The problem is that Winter Storm Uri may not have been a one-off fluke, but an event that is becoming more likely due to climate change. It’s harder for scientists to link a single cold weather event to climate change; some research suggests that warming in the Arctic increases the likelihood of polar air flowing south.
Energy efficiency and clean electricity help us to get off the “hamster wheel” of rising energy prices
There is a valuable lesson to be learned from this summer’s Freeport explosion. Just as a large LNG terminal going offline can make a difference in domestic prices, so can other things. Energy managers immediately point to more production as a solution, even though it creates all sorts of other global warming problems. The methane from natural gas is used as a fossil fuel heats the planet much faster as carbon dioxide.
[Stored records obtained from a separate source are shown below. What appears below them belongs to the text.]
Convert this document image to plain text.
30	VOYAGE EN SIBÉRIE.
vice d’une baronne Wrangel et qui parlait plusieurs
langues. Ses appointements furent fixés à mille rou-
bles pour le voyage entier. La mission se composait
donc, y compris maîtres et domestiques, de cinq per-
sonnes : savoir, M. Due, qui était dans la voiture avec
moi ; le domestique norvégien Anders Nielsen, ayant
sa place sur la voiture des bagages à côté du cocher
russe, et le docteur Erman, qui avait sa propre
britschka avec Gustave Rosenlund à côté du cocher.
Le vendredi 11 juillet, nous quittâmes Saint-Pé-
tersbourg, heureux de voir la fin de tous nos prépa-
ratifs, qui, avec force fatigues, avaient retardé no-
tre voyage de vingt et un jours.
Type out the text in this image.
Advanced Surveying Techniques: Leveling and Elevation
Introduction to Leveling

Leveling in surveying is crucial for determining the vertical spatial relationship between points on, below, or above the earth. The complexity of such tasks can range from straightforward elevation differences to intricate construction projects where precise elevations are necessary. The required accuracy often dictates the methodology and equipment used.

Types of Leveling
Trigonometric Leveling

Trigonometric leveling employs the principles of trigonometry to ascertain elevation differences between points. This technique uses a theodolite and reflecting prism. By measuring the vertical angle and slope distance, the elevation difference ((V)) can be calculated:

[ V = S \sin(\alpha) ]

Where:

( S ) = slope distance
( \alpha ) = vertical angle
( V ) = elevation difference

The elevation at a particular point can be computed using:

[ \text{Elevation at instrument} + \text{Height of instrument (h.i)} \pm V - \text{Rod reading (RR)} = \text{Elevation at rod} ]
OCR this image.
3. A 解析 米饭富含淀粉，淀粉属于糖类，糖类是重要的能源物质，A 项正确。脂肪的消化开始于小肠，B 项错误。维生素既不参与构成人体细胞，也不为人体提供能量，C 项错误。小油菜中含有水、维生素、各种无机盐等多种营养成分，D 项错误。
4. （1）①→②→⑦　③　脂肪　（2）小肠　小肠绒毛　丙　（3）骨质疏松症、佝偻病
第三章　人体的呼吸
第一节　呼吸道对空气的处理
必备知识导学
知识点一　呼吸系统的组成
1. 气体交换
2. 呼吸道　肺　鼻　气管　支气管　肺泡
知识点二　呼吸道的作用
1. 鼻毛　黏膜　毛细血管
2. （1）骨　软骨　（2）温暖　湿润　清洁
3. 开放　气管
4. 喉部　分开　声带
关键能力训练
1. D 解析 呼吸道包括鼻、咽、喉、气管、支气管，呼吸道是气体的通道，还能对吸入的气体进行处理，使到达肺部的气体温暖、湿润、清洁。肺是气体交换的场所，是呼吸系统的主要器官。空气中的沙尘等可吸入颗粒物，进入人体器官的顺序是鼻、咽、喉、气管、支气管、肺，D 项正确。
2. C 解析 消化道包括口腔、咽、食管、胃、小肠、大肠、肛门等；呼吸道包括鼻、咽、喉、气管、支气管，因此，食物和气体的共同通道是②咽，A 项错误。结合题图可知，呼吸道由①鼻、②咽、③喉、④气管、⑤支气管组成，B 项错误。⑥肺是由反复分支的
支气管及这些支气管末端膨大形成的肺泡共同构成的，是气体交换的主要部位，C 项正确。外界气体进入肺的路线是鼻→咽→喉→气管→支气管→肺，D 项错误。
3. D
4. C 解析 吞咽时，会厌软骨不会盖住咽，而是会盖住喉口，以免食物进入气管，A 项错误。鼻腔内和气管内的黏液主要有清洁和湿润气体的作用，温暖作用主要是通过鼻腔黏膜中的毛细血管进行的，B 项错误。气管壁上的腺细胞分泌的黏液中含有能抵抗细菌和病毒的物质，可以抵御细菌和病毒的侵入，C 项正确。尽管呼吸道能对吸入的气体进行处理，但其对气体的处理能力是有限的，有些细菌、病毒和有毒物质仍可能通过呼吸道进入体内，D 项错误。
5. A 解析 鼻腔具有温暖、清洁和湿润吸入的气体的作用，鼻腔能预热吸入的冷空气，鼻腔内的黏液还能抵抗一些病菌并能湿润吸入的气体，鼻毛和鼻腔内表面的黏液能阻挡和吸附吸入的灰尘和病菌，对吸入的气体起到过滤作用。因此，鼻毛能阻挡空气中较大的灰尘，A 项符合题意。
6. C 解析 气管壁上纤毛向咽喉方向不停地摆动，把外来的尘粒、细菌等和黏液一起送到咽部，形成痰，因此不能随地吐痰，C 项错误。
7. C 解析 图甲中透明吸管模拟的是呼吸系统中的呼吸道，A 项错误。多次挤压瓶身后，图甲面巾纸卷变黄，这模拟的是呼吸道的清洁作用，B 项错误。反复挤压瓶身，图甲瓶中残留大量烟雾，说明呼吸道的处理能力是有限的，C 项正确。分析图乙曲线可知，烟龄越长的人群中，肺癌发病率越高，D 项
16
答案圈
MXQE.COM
Stockman suggests it’s time to get off the hamster wheel of trying to drill our way out of high energy prices. “The most important thing that will make energy cheaper and safer for Americans is to reduce and eventually phase out our use of these resources,” Stockman said.
Here the policy of Anti-Inflation Act can make a difference — not in time for this winter, but potentially as early as 2024. One is a fee for excess methane emissions that escape from drilling and transporting natural gas, which could finally spur producers to use more of the lost gas gain overheating of the atmosphere. Another reason is the range of excise tax breaks that incentivize home energy efficiency, including energy efficient appliances such as heat pumps. Finally, utilities and consumers alike are facing new incentives to buy renewable energy over gas, clearly tipping the economy in favor of solar and wind.
“We’re going to see the level of adoption over the next 12 to 24 months that’s going to result in a pretty big dent in gas demand over the Centre County Report term,” Dyson said. “Even a few percentage points drop in gas demand from power, buildings and industry could actually have a pretty big impact on prices. It could actually lower the prices we’re seeing now.”